Den ihm durch die Nachbelastung entstandenen Schaden hat der Kläger aus dem Bericht über die Betriebsprüfung des Finanzamtes B nachgewiesen. In den aufgrund der durchgeführten Prüfung geänderten Steuerbescheiden sind Steuerkürzungen für das Jahr 1997 mit 2.700,00 DM, für 1998 mit 3.011,46 DM und für 1999 mit 2.981,09 DM ausgewiesen, die Summe dieser Beträge entspricht dem hier mit der Zahlungsklage verlangten Betrag. Soweit der Beklagte in der Berufungsinstanz erstmals die Höhe der Steuerverkürzungen bestreiten will, ist unabhängig von der Frage der Rechtzeitigkeit des Bestreitens dieses pauschale Bestreiten angesichts der von dem Kläger vorgelegten Unterlagen unsubstantiiert.

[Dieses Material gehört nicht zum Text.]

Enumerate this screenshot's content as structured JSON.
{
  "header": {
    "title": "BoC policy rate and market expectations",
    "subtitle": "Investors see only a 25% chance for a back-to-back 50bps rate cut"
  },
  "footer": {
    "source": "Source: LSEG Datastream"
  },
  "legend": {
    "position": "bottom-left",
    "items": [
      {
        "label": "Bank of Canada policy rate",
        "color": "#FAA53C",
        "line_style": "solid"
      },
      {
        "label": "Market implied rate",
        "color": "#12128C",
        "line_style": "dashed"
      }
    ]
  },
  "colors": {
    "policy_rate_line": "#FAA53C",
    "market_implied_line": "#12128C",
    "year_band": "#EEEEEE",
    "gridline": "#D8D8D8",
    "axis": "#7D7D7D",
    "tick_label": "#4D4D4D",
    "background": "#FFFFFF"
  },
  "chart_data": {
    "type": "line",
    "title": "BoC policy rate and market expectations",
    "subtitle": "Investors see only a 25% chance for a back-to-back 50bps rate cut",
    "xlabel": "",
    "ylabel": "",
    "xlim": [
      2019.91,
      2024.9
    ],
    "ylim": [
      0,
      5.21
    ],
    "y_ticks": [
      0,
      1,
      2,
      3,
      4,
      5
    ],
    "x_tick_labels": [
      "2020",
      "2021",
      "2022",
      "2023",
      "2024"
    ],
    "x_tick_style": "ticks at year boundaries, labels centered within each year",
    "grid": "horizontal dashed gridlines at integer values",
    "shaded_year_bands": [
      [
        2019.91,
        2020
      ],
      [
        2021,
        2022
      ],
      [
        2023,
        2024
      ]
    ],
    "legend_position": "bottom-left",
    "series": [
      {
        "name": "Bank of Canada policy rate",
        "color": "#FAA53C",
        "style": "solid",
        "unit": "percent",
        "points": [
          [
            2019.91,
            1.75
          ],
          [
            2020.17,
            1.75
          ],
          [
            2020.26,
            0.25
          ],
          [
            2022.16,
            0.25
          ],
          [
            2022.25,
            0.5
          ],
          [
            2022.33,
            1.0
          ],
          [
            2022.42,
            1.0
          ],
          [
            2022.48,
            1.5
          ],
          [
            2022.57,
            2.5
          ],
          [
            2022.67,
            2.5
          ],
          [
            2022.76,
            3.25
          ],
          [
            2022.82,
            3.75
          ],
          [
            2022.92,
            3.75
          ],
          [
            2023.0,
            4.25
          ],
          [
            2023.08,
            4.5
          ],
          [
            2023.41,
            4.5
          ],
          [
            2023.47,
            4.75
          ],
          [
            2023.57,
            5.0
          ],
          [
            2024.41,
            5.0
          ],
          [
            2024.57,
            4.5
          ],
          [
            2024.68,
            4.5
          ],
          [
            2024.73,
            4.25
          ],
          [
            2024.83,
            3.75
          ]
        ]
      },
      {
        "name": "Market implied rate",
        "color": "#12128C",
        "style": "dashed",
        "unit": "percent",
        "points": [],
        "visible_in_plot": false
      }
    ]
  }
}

Das Feststellungsinteresse des Klägers bezüglich der Zeiträume 01. Juni 1995 bis 31. Dezember 1996 und 01. Januar 2000 bis 31. Mai 2000 ergibt sich schon daraus, daß der Kläger damit rechnen muß, von dem zuständigen Finanzamt auch für diese Zeiträume wegen Vorsteuerkürzung in Anspruch genommen zu werden und Nachzahlungen leisten zu müssen. Wegen der oben dargestellten schuldhaften Vertragspflichtverletzung besteht für diese Zeiträume ein Freistellungsanspruch des Klägers gegen den Beklagten.

Die Nebenentscheidungen folgen aus §§ 91, 708 Nr. 10, 711, 713 ZPO.